In fact, so central has been Boswell’s role in bringing Johnson to later generations, it is a little startling to be reminded, as Bate reminds us, that Boswell did not meet Johnson until he (Johnson) was already in his 50s, and that over the 21 years of their friendship they were actually in one another’s company for only about 300 days (excluding their several months’ excursion to Scotland). Fully half of the Life covers just the last 8 years of Johnson’s life. There were social connections important to Johnson, such as that with the Thrale family, of which Boswell had little direct knowledge. Even the common honorific “Dr Johnson” is due mainly to Boswell’s influence; Johnson himself preferred to be called simply “Mr Johnson”. In this respect a biography like Bate’s is valuable for filling in the background and rounding out the figure.

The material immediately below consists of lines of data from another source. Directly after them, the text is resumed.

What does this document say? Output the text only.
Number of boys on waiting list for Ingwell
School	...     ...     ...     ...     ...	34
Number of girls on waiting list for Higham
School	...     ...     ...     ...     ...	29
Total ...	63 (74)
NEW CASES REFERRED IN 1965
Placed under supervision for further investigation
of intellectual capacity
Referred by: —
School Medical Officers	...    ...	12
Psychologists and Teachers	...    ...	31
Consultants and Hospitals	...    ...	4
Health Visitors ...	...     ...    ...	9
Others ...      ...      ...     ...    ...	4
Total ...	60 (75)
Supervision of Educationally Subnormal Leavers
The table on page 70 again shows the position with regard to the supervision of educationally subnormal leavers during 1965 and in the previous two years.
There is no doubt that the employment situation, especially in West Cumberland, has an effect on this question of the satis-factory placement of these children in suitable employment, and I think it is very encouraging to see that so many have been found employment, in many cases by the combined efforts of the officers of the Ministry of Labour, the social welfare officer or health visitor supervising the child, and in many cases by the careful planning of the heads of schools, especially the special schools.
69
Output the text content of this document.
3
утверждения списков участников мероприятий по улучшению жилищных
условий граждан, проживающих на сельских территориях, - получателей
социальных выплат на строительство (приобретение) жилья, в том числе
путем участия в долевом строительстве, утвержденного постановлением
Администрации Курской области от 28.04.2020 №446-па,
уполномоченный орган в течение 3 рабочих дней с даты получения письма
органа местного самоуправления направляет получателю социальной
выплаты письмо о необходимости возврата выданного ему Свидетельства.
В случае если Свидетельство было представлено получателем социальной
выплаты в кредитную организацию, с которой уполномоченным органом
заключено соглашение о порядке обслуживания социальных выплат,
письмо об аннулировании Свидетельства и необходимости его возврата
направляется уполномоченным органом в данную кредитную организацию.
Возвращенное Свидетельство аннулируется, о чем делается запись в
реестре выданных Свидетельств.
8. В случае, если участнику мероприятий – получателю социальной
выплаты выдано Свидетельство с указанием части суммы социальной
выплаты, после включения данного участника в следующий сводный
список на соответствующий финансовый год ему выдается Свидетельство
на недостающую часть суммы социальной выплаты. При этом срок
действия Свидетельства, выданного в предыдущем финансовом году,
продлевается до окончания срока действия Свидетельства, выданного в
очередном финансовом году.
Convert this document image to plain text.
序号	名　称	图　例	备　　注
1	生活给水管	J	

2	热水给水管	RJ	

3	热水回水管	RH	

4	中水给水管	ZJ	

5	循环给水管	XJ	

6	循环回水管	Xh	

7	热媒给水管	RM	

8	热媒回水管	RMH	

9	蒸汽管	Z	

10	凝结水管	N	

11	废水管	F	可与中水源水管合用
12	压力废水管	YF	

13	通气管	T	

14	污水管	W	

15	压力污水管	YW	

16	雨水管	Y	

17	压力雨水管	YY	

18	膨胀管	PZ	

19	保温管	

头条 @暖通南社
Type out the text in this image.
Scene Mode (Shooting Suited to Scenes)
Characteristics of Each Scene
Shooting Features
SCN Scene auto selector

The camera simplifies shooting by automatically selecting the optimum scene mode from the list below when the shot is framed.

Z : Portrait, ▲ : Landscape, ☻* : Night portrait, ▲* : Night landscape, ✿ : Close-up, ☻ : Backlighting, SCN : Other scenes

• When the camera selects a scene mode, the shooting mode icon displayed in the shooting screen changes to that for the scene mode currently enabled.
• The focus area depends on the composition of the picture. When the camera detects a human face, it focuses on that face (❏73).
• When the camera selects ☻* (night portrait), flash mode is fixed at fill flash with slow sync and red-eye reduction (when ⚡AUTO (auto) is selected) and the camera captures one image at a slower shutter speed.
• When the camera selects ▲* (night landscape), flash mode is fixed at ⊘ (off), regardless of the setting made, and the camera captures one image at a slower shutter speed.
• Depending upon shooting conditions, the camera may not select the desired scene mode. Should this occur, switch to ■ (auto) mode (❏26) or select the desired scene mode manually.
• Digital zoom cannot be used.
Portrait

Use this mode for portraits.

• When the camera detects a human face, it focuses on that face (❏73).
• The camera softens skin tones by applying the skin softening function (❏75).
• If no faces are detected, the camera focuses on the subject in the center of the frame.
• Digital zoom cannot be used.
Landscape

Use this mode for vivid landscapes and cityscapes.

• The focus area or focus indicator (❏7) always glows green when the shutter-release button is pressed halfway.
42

To be fair, there is a good deal more to Bate’s biography than just “filling in” and “rounding out”. It is an ambitious effort to come to grips with Johnson in all of his considerable complexity. Because of the wider variety of sources informing it it arguably tells us more about Johnson than Boswell does. Bate is a sensitive reader, and seems to have a secure footing even when stepping through the murky waters of Johnson’s slough of despond. Having said that, in the end Boswell will bury all other biographers.

Johnson was praised in his own day for his originality (“He said even the commonest things in the newest manner”), his courage and honesty, his humour (“the size of a man’s understanding might always be justly measured by his mirth” [Johnson]), and his intellectual range. In his biography of Francis Bacon, Johnson described Bacon as “a strong mind operating upon life,” and admirers of Johnson have found the phrase just as apt when applied to Johnson himself. Boswell summarized this aspect of Johnson’s character thus:

“His superiority over other learned men consisted chiefly in what may be called the art of thinking, the art of using his mind; a certain continual power of seizing the useful substance of all that he knew, and exhibiting it in a clear and forcible manner; so that knowledge which we often see to be no better than lumber in men of dull understanding, was in him true, evident, and actual wisdom.”

Johnson suffered greatly throughout his life. He was, from childhood, afflicted with serious physical ailments, including blindness in one eye and more or less continual pain. Despite his intellectual gifts, his finances prevented his obtaining a university degree. He struggled with self-discipline, constantly renewing his resolve to rise early, work diligently, and retire early to bed, and constantly failing in his resolve. He battled a lasting fear of insanity, and suffered recurring black humours that today we would probably call depression. He was ever alert to the dangers proceeding from “the treachery of the human heart.” He combined a trust in Providence with an unsentimental appraisal of the hardships of living, and was known to become very angry with anyone who ventured to deny the unhappiness of life. Perhaps because of this suffering, he was generous and compassionate with those in need. He lived modestly, and took into his home a rotating group of destitute guests.

On 17 June 1783, Johnson suffered a paralytic stroke, an injury from which he was never to fully recover. Of this experience he wrote, rather endearingly, that “I was alarmed, and prayed God, that however he might afflict my body, he would spare my understanding. This prayer, that I might try the integrity of my faculties, I made in Latin verse.” Some months later, on 13 December 1784, he died. Boswell writes that it was William Gerard Hamilton who best expressed the feelings of Johnson’s friends upon his passing:

“He has made a chasm, which not only nothing can fill up, but which nothing has a tendency to fill up. — Johnson is dead. — Let us go to the next best: There is nobody. — no man can be said to put you in mind of Johnson.”

It is a fitting encomium on a life well-lived.